I’ve heard at least one doctor quoted as believing there was no such thing, at least as a purely physiological problem. That was a good ten years ago, and maybe he was an outlier even then.
What’s the current best medical thinking about fibromyalgia?
Once you’ve ruled out everything else, the term Fibromylagia describes the symptoms – mostly pain and exhaustion – that don’t have any better explanation.
This disease was once called fibromyositis. When it was called that, it was a diagnosis by exclusion. When I last worked on Social Security disability cases, I read some medical literature on it. (That was 10 years ago.) The medical literature then indicated there are certain “trigger points” (alluded to in the Rheumatology link, but much more specific). Those trigger points were definite points in the anatomy, and IIRC, there are 18 such points. If 11 of the 18 are positive, and no other diagnosis is confirmed by diagnostic studies, the diagnosis of fibromyalgia is made.
It is not psychological. As *paperbackwriter’s * link implies, it is closely related to chronic fatigue syndrome.
Some complainants were eligible for Social Security disability benefits based solely on that impairment.
Recent research is showing a link between depression and inflammation. This is particularly interesting when considering that some of the causative theories of fibromyalgia are that dopamine and/or serotonin malfunction is involved.

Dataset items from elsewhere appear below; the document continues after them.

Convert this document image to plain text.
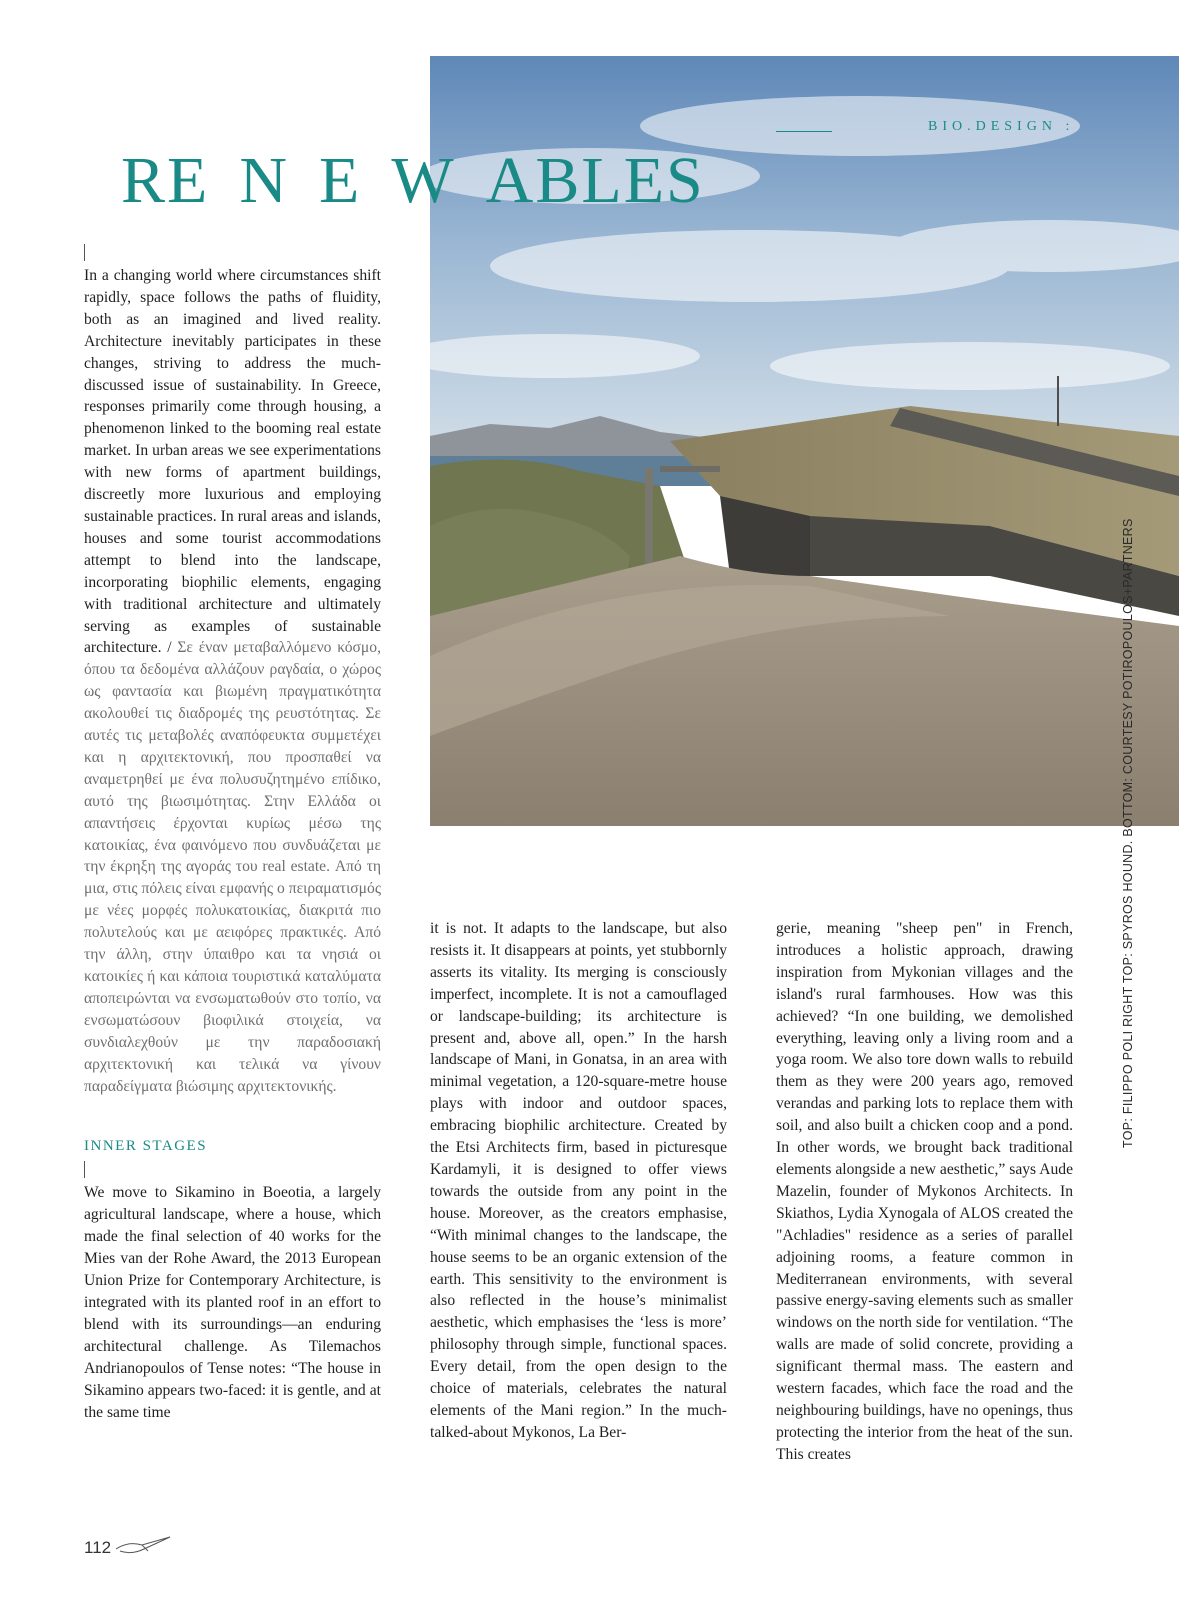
RE N E W ABLES

BIO.DESIGN :

In a changing world where circumstances shift rapidly, space follows the paths of fluidity, both as an imagined and lived reality. Architecture inevitably participates in these changes, striving to address the much-discussed issue of sustainability. In Greece, responses primarily come through housing, a phenomenon linked to the booming real estate market. In urban areas we see experimentations with new forms of apartment buildings, discreetly more luxurious and employing sustainable practices. In rural areas and islands, houses and some tourist accommodations attempt to blend into the landscape, incorporating biophilic elements, engaging with traditional architecture and ultimately serving as examples of sustainable architecture. / Σε έναν μεταβαλλόμενο κόσμο, όπου τα δεδομένα αλλάζουν ραγδαία, ο χώρος ως φαντασία και βιωμένη πραγματικότητα ακολουθεί τις διαδρομές της ρευστότητας. Σε αυτές τις μεταβολές αναπόφευκτα συμμετέχει και η αρχιτεκτονική, που προσπαθεί να αναμετρηθεί με ένα πολυσυζητημένο επίδικο, αυτό της βιωσιμότητας. Στην Ελλάδα οι απαντήσεις έρχονται κυρίως μέσω της κατοικίας, ένα φαινόμενο που συνδυάζεται με την έκρηξη της αγοράς του real estate. Από τη μια, στις πόλεις είναι εμφανής ο πειραματισμός με νέες μορφές πολυκατοικίας, διακριτά πιο πολυτελούς και με αειφόρες πρακτικές. Από την άλλη, στην ύπαιθρο και τα νησιά οι κατοικίες ή και κάποια τουριστικά καταλύματα αποπειρώνται να ενσωματωθούν στο τοπίο, να ενσωματώσουν βιοφιλικά στοιχεία, να συνδιαλεχθούν με την παραδοσιακή αρχιτεκτονική και τελικά να γίνουν παραδείγματα βιώσιμης αρχιτεκτονικής.

INNER STAGES

We move to Sikamino in Boeotia, a largely agricultural landscape, where a house, which made the final selection of 40 works for the Mies van der Rohe Award, the 2013 European Union Prize for Contemporary Architecture, is integrated with its planted roof in an effort to blend with its surroundings—an enduring architectural challenge. As Tilemachos Andrianopoulos of Tense notes: “The house in Sikamino appears two-faced: it is gentle, and at the same time

it is not. It adapts to the landscape, but also resists it. It disappears at points, yet stubbornly asserts its vitality. Its merging is consciously imperfect, incomplete. It is not a camouflaged or landscape-building; its architecture is present and, above all, open.” In the harsh landscape of Mani, in Gonatsa, in an area with minimal vegetation, a 120-square-metre house plays with indoor and outdoor spaces, embracing biophilic architecture. Created by the Etsi Architects firm, based in picturesque Kardamyli, it is designed to offer views towards the outside from any point in the house. Moreover, as the creators emphasise, “With minimal changes to the landscape, the house seems to be an organic extension of the earth. This sensitivity to the environment is also reflected in the house’s minimalist aesthetic, which emphasises the ‘less is more’ philosophy through simple, functional spaces. Every detail, from the open design to the choice of materials, celebrates the natural elements of the Mani region.” In the much-talked-about Mykonos, La Ber-

gerie, meaning "sheep pen" in French, introduces a holistic approach, drawing inspiration from Mykonian villages and the island's rural farmhouses. How was this achieved? “In one building, we demolished everything, leaving only a living room and a yoga room. We also tore down walls to rebuild them as they were 200 years ago, removed verandas and parking lots to replace them with soil, and also built a chicken coop and a pond. In other words, we brought back traditional elements alongside a new aesthetic,” says Aude Mazelin, founder of Mykonos Architects. In Skiathos, Lydia Xynogala of ALOS created the "Achladies" residence as a series of parallel adjoining rooms, a feature common in Mediterranean environments, with several passive energy-saving elements such as smaller windows on the north side for ventilation. “The walls are made of solid concrete, providing a significant thermal mass. The eastern and western facades, which face the road and the neighbouring buildings, have no openings, thus protecting the interior from the heat of the sun. This creates

TOP: FILIPPO POLI RIGHT TOP: SPYROS HOUND. BOTTOM: COURTESY POTIROPOULOS+PARTNERS
112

I’m running out the door, so I will have to post a more thorough list later. That said, the one-sentence summary would be that fibromyalgia shows changes in externally-verifiable diagnostic signs that wouldn’t be present in “purely” psychological syndromes.

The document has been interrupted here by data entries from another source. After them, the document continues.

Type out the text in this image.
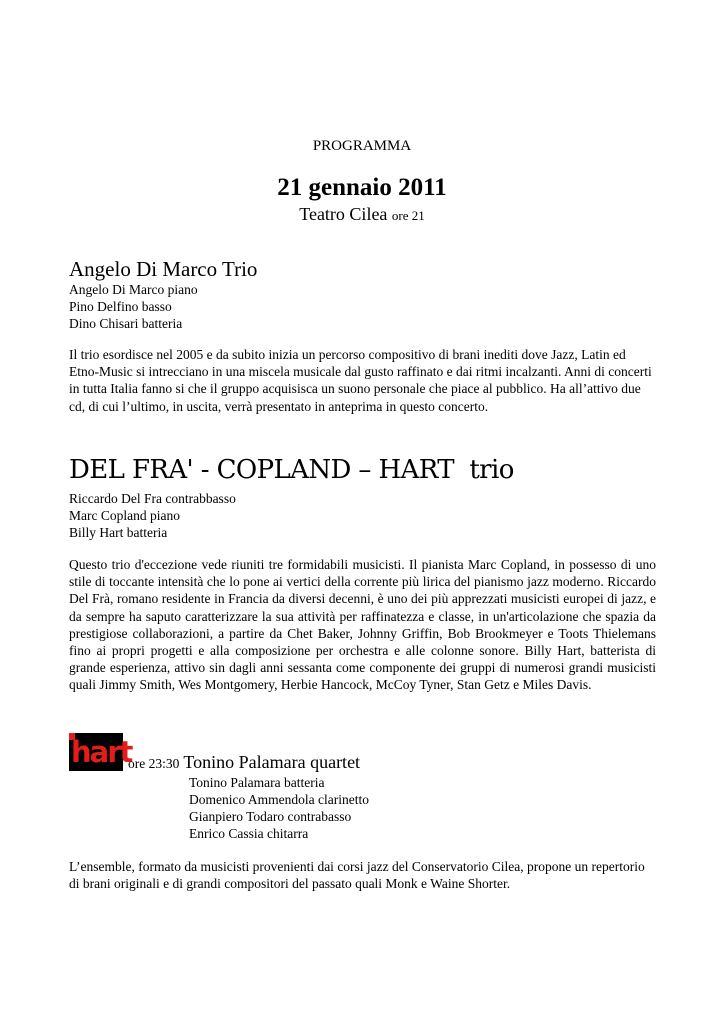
PROGRAMMA

21 gennaio 2011

Teatro Cilea ore 21

Angelo Di Marco Trio
Angelo Di Marco piano
Pino Delfino basso
Dino Chisari batteria

Il trio esordisce nel 2005 e da subito inizia un percorso compositivo di brani inediti dove Jazz, Latin ed Etno-Music si intrecciano in una miscela musicale dal gusto raffinato e dai ritmi incalzanti. Anni di concerti in tutta Italia fanno si che il gruppo acquisisca un suono personale che piace al pubblico. Ha all’attivo due cd, di cui l’ultimo, in uscita, verrà presentato in anteprima in questo concerto.

DEL FRA' - COPLAND – HART  trio
Riccardo Del Fra contrabbasso
Marc Copland piano
Billy Hart batteria

Questo trio d'eccezione vede riuniti tre formidabili musicisti. Il pianista Marc Copland, in possesso di uno stile di toccante intensità che lo pone ai vertici della corrente più lirica del pianismo jazz moderno. Riccardo Del Frà, romano residente in Francia da diversi decenni, è uno dei più apprezzati musicisti europei di jazz, e da sempre ha saputo caratterizzare la sua attività per raffinatezza e classe, in un'articolazione che spazia da prestigiose collaborazioni, a partire da Chet Baker, Johnny Griffin, Bob Brookmeyer e Toots Thielemans fino ai propri progetti e alla composizione per orchestra e alle colonne sonore. Billy Hart, batterista di grande esperienza, attivo sin dagli anni sessanta come componente dei gruppi di numerosi grandi musicisti quali Jimmy Smith, Wes Montgomery, Herbie Hancock, McCoy Tyner, Stan Getz e Miles Davis.

hart

ore 23:30 Tonino Palamara quartet

Tonino Palamara batteria
Domenico Ammendola clarinetto
Gianpiero Todaro contrabasso
Enrico Cassia chitarra

L’ensemble, formato da musicisti provenienti dai corsi jazz del Conservatorio Cilea, propone un repertorio di brani originali e di grandi compositori del passato quali Monk e Waine Shorter.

One doctor’s opinion. My wife had unexplained pain. The doctor couldn’t find anything specific. He thought fibromyalgia was a possibility. He gave her a prescription for a one week course of prednisone and said that that was diagnostic. If the pain disappeared instantly, then that was what she had. Had she had it, he would have given her prednisone for a longer, but strictly limited period. It would clear up eventually by itself. That really doesn’t sound like what other people are talking about on this thread. In the event, the pain didn’t clear instantly, but it did eventually fade away with still no diagnosis.
What you’re describing is said to be virtually diagnostic of polymyalgia rheumatica (PMR) (in a patient with a consistent story and the “right” age). I doubt that your doc was referring to fibromyalgia. Are you misremembering, perhaps?
ETA: Look at the concluding words of the first sentence in this article on PMR.
I am not a Doctor, but I think it’s real in the way that Epilepsy’s real. It’s a diagnosis of exclusion that exists because we don’t know everything about how the body works. All we know is that we have reoccuring syptoms caused by something so we need a name for it. If we had better knowlege we could probably break them both down into dozens of different conditions, but medicine isn’t there yet.
Epilepsy is associated with objective changes in the EEG (brain waves), especially during a seizure, and in many cases can be traced back to discrete lesions in the brain (and even cured in some cases by excision of said lesions). How is that like fibromyalgia?
If you suffer from recurring seziures that can’t be attibuted to any of the other known causes, you have Epilepsy. That how they make the diagnosis. If you suffrer form pain thaat can’t be attibuted to any other cause, you have Fibromyalgia. They’re both cases of doctors saying “We know something’s going on. We just don’t know what.”